Journal Article
JALA: Journal of the Association for Laboratory Automation, vol. 12, iss. 5, pp. 303-310, 2016
Authors
Richard M. Ozanich, Kate C. Antolick, Cindy J. Bruckner-Lea, Brian P. Dockendorff, Ashton N. Easterday, Heather C. Edberg, Jay W. Grate, Sujata Iyer, Laura H. Johnson, Timothy M. Straub, Cathy O. Valdez, Marvin G. Warner
Abstract
Automated devices and methods for biological sample preparation often use surface functionalized microbeads (superparamagnetic or nonmagnetic) to allow capture, purification, and preconcentration of trace amounts of proteins, cells, or nucleic acids (DNA/RNA) from complex samples.

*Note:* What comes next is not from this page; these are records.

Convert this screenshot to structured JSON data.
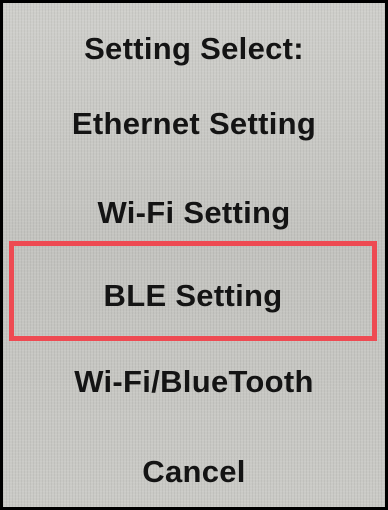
{
  "title": "Setting Select:",
  "menu": {
    "items": [
      {
        "label": "Ethernet Setting"
      },
      {
        "label": "Wi-Fi Setting"
      },
      {
        "label": "BLE Setting",
        "highlighted": true
      },
      {
        "label": "Wi-Fi/BlueTooth"
      },
      {
        "label": "Cancel"
      }
    ]
  },
  "colors": {
    "highlight_border": "#ee4a52",
    "screen_background": "#c6c6c2",
    "text": "#141414"
  }
}
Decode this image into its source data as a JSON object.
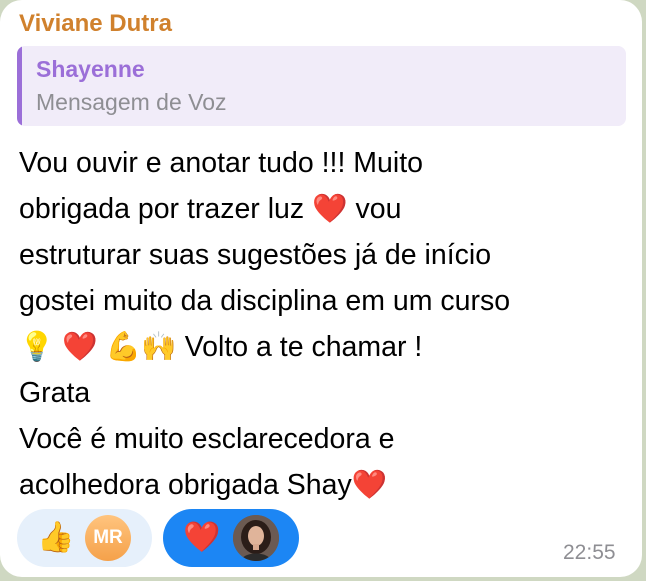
{
  "message": {
    "sender": "Viviane Dutra",
    "reply": {
      "author": "Shayenne",
      "text": "Mensagem de Voz"
    },
    "body_lines": [
      "Vou ouvir e anotar tudo !!! Muito",
      "obrigada por trazer luz ❤️ vou",
      "estruturar suas sugestões já de início",
      "gostei muito da disciplina em um curso",
      "💡 ❤️ 💪🙌 Volto a te chamar !",
      "Grata",
      "Você é muito esclarecedora e",
      "acolhedora obrigada Shay❤️"
    ],
    "time": "22:55",
    "reactions": [
      {
        "emoji": "👍",
        "avatar_initials": "MR",
        "selected": false
      },
      {
        "emoji": "❤️",
        "avatar_icon": "user-photo",
        "selected": true
      }
    ]
  },
  "colors": {
    "sender": "#d0812d",
    "reply_accent": "#9b6fd8",
    "reply_bg": "#f1ecf9",
    "reaction_selected_bg": "#1c86f4",
    "reaction_bg": "#e6f0fb"
  }
}
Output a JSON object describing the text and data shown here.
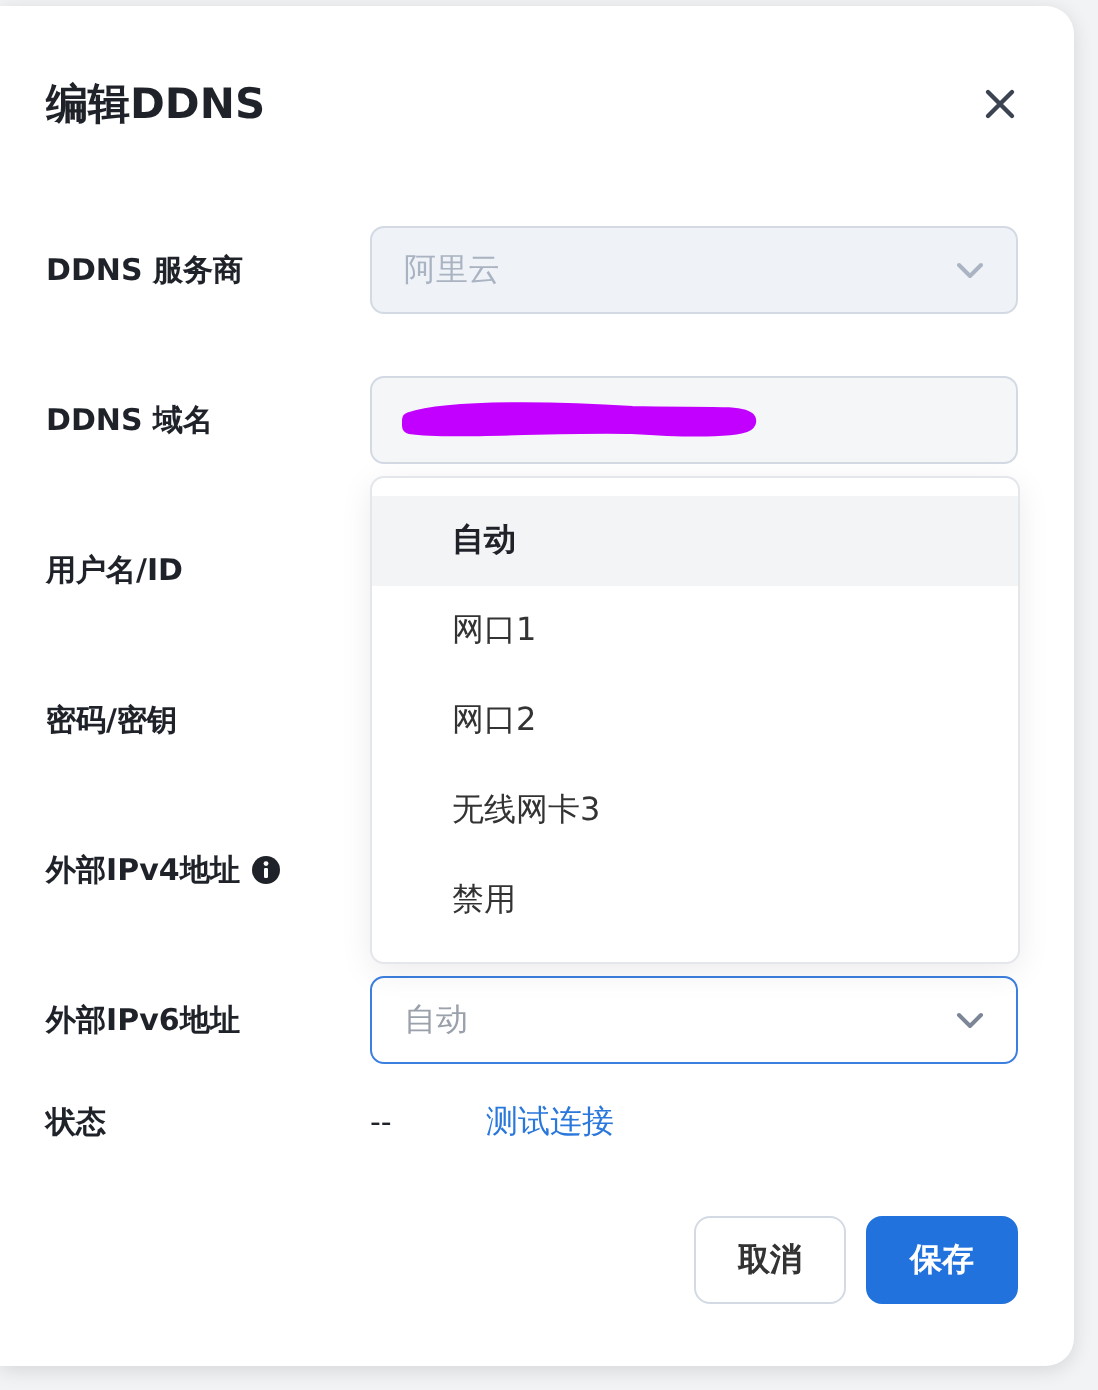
{
  "dialog": {
    "title": "编辑DDNS"
  },
  "fields": [
    {
      "label": "DDNS 服务商",
      "kind": "select",
      "value": "阿里云",
      "disabled": true
    },
    {
      "label": "DDNS 域名",
      "kind": "redacted"
    },
    {
      "label": "用户名/ID",
      "kind": "covered"
    },
    {
      "label": "密码/密钥",
      "kind": "covered"
    },
    {
      "label": "外部IPv4地址",
      "kind": "covered",
      "info": true
    },
    {
      "label": "外部IPv6地址",
      "kind": "select",
      "placeholder": "自动",
      "disabled": false,
      "focused": true
    }
  ],
  "status": {
    "label": "状态",
    "value": "--",
    "link": "测试连接"
  },
  "dropdown": {
    "options": [
      {
        "label": "自动",
        "selected": true
      },
      {
        "label": "网口1",
        "selected": false
      },
      {
        "label": "网口2",
        "selected": false
      },
      {
        "label": "无线网卡3",
        "selected": false
      },
      {
        "label": "禁用",
        "selected": false
      }
    ]
  },
  "buttons": [
    {
      "label": "取消",
      "kind": "secondary"
    },
    {
      "label": "保存",
      "kind": "primary"
    }
  ]
}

We have developed unique methods and hardware for trapping either magnetic or nonmagnetic functionalized beads that allow samples and reagents to be efficiently perfused over a microcolumn of beads. This approach yields enhanced mass transport and up to fivefold improvements in assay sensitivity or speed, dramatically improving assay capability relative to assays conducted in more traditional “batch modes” (i.e., in tubes or microplate wells). Summary results are given that highlight the analytical performance improvements obtained for automated microbead processing systems using novel microbead trap/flow-cells for various applications including (1) simultaneous capture of multiple cytokines using an antibody-coupled polystyrene bead assay with subsequent flow cytometry detection; (2) capture of nucleic acids using oligonucleotide-coupled polystyrene beads with flow cytometry detection; and (3) capture of Escherichia coli 0157:H7 from 50-mL sample volumes using antibody-coupled superparamagnetic microbeads with subsequent culturing to assess capture efficiency.